There’s more than enough to excite Hello Kitty’s legions of fans, but anyone interested in pop culture should find it fascinating to see how Kitty has infiltrated so many different realms. Indeed, says co-curator Dr. Christine Yano in a phone interview, the character’s flexibility is “part of the genius” of Hello Kitty.
“That elegant design can be placed in so many situations, contexts, figures, and still have that recognizability as well as bringing something new to that situation,” explains Yano, author of the book “Pink Globalization: Hello Kitty’s Trek Across the Pacific.”
Fellow curator Jamie Rivadeneira, owner of Japanese pop culture shop Japan LA, agrees: “Hello Kitty fits in everywhere. You can put her anywhere. So any type of person can relate to her.”
Rivadeneira curated the exhibit’s artworks, which were commissioned for the show. That adds a “Hello Kitty as muse” theme, by placing the character in a variety of unexpected settings.
Mark Nagata’s “Hello Kitty Kaiju” sculpture, for example, is a mashup of Kitty and Japan’s most heralded monster, Godzilla. In Scott Scheidly’s painting “Hello Lincoln,” Honest Abe sports a Hello Kitty pin on his purple-checked lapel and purple hat. Simone Legno’s “Kittypatra” sculpture recasts Kitty as the Egyptian queen of legend — the ultimate archaeological artifact.

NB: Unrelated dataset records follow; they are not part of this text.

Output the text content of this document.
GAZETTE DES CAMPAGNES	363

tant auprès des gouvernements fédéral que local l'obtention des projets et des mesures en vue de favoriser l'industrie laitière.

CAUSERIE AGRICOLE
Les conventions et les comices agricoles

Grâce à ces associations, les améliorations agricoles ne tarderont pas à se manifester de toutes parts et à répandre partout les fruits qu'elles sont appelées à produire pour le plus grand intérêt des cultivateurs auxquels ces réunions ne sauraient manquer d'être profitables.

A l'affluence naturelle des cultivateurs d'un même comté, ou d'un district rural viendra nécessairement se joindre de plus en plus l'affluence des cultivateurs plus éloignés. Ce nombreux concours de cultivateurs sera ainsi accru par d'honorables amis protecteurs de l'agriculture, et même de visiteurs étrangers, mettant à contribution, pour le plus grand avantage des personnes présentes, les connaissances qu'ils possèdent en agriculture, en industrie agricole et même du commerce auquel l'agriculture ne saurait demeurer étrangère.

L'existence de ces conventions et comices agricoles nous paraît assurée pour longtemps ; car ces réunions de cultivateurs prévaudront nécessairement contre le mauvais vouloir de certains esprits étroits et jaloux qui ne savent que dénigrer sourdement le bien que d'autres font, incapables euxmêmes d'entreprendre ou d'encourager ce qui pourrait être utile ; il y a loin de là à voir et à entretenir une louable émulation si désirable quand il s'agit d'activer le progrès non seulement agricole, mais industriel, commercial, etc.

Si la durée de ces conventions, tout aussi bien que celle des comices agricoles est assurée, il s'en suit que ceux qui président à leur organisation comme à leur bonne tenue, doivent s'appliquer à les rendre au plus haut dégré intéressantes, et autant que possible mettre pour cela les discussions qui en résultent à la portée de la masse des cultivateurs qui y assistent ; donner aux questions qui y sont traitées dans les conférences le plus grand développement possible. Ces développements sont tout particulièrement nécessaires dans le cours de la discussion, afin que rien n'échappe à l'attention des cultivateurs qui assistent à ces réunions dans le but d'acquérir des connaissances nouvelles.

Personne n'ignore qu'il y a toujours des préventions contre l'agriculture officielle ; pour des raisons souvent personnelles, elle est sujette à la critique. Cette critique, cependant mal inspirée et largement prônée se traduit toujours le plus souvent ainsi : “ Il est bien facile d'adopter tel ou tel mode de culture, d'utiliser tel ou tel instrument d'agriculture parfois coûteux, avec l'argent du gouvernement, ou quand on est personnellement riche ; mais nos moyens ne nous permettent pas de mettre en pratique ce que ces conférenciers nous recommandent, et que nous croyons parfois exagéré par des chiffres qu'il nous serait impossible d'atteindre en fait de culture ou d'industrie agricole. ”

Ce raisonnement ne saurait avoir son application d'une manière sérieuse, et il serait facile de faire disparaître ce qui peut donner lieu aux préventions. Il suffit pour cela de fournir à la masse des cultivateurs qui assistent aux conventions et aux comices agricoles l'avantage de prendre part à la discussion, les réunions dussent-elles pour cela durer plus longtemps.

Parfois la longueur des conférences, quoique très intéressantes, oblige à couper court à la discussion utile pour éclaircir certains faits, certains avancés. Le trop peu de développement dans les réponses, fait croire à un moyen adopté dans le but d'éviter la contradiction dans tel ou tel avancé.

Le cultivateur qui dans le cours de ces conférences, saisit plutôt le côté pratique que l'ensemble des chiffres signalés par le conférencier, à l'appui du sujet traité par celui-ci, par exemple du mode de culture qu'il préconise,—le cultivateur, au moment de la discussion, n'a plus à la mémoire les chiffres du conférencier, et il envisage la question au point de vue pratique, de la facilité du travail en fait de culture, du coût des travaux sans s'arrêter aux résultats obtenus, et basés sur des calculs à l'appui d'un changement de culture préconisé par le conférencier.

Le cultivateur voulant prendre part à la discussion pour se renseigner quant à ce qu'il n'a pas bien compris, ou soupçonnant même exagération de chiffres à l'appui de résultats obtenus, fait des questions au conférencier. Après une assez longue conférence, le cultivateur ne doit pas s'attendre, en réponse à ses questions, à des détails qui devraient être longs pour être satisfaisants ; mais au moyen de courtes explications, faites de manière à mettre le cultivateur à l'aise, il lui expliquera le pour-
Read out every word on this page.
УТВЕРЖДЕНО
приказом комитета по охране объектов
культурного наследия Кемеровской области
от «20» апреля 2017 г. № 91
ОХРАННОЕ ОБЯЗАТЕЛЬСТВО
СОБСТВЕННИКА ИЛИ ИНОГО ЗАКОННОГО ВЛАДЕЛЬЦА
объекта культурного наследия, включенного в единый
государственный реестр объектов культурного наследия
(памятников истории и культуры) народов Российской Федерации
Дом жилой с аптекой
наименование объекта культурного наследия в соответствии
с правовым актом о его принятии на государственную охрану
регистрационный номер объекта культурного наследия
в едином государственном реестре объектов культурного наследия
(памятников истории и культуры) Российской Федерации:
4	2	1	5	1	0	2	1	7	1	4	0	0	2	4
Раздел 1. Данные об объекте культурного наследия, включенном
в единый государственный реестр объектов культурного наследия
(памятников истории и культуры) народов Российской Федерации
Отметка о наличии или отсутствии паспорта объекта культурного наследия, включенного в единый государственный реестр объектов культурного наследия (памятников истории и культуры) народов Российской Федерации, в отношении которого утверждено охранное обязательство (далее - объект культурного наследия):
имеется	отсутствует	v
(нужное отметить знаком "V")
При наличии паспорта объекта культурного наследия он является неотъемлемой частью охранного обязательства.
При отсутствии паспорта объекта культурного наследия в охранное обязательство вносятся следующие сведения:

Also included are Hello Kitty designer dresses worn by the likes of Lady Gaga, Paris Hilton and Katy Perry.
Hello Kitty’s pervasiveness and flexibility have given her cross-generational appeal. (The company markets its fan base as “four to forever.”) An adult who loved Hello Kitty as a child might later purchase a Hello Kitty toaster out of nostalgia. The kitsch factor made Hello Kitty popular among the alternative-usic crowd.
Nirvana’s Kurt Cobain was a Hello Kitty fan, and Nirvana bassist Krist Novoselic loaned EMP his Hello Kitty Fender Squier Stratocaster guitar for the show.
Today, Hello Kitty has an estimated value of $7 billion — just $2 billion less than Donald Trump claims he’s worth — and the brand brings in approximately $759 million a year.
That’s a lot of coin for the little purse that started it all.